I've never read the book and never will, so I couldn't say which is closer to King and I don't think it matters anyway as I'd sooner take the film on its own terms rather than fidelity to the original text, which I don't regard as Holy Writ. The basic line of the new Firestarter is still the same as the old: Charlie McGee (Ryan Kiera Armstrong in the Drew Barrymore role), a young girl with pyrokinetic powers, along with her telepathic father (Zac Efron), is being tracked by sinister definitely-not Government agents seeking to either exploit her powers for evil military purposes or at least teach her to control them so she doesn't set off a nuclear apocalypse with the power of her mind. Inevitably things don't work out for them, leading to the expected climactic fiery carnage and a muted and unexpected resolution that frankly makes no character sense....
About a third of the way through, one word is spoken which actually redefines what the film is.
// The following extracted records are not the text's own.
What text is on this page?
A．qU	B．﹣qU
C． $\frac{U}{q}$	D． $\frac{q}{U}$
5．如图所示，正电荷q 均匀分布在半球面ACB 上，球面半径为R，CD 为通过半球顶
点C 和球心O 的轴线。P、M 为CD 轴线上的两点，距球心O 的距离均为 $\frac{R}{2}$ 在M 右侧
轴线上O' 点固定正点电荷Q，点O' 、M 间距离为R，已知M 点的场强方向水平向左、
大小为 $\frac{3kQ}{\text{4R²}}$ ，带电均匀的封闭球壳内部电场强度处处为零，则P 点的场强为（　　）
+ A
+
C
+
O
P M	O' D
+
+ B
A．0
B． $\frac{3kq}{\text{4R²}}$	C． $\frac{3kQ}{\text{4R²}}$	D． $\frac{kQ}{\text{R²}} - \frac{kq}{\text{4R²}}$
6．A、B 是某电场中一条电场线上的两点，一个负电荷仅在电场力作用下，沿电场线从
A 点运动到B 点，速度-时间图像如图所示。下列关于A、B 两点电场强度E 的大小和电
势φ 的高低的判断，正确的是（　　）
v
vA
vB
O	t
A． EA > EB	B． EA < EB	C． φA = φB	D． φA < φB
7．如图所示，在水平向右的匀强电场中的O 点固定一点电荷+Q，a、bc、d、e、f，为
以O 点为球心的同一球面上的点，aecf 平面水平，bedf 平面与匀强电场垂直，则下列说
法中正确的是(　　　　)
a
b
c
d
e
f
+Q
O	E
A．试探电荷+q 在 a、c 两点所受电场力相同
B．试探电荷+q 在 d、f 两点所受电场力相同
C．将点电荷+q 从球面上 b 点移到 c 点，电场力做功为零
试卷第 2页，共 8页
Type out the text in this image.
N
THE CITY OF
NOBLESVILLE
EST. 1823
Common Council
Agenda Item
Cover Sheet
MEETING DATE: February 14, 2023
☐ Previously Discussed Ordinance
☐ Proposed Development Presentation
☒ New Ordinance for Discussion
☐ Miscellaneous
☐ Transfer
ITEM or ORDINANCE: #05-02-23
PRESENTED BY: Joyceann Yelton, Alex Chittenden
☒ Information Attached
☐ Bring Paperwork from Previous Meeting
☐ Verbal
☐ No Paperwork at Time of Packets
The original Firestarter has always been classed as horror, albeit a respectable one from a respectable source, which star names like Martin Sheen and George C Scott wouldn't be ashamed of appearing in. (It's also a close cousin of Brian De Palma's The Fury.) The word is "superhero", this is actually an X-Men movie and she should have been taken in by Dr Xavier's School For Gifted Youngsters rather than Bastards Incorporated. It's ironic that this new Firestarter appears unheralded in cinemas one week after Doctor Strange In The Multiverse Of Madness, because it literally feels like Patrick Stewart wheeled himself onto the wrong set.
On its own terms as a popcorn B-movie, it's watchable enough: enough people get set on fire to keep it entertaining and it's short and to the point (twenty minutes shorter than the 1984 version). And either CGI fire has improved drastically in the last few years or they've gone back to the old method of showing people on fire by simply...setting people on fire. But if you do want to play comparison, then the 1984 version, perfect though it certainly isn't, has it. Firestarter 2022 is somehow unremarkable, somehow not very interesting: there's just not enough there. It feels like they've exercised too much control and they can't, or won't, do what you, me and Charlie McGee really want, which is to finally let rip with the firepower and burn it all. Instead this one can be blown out in a light breeze.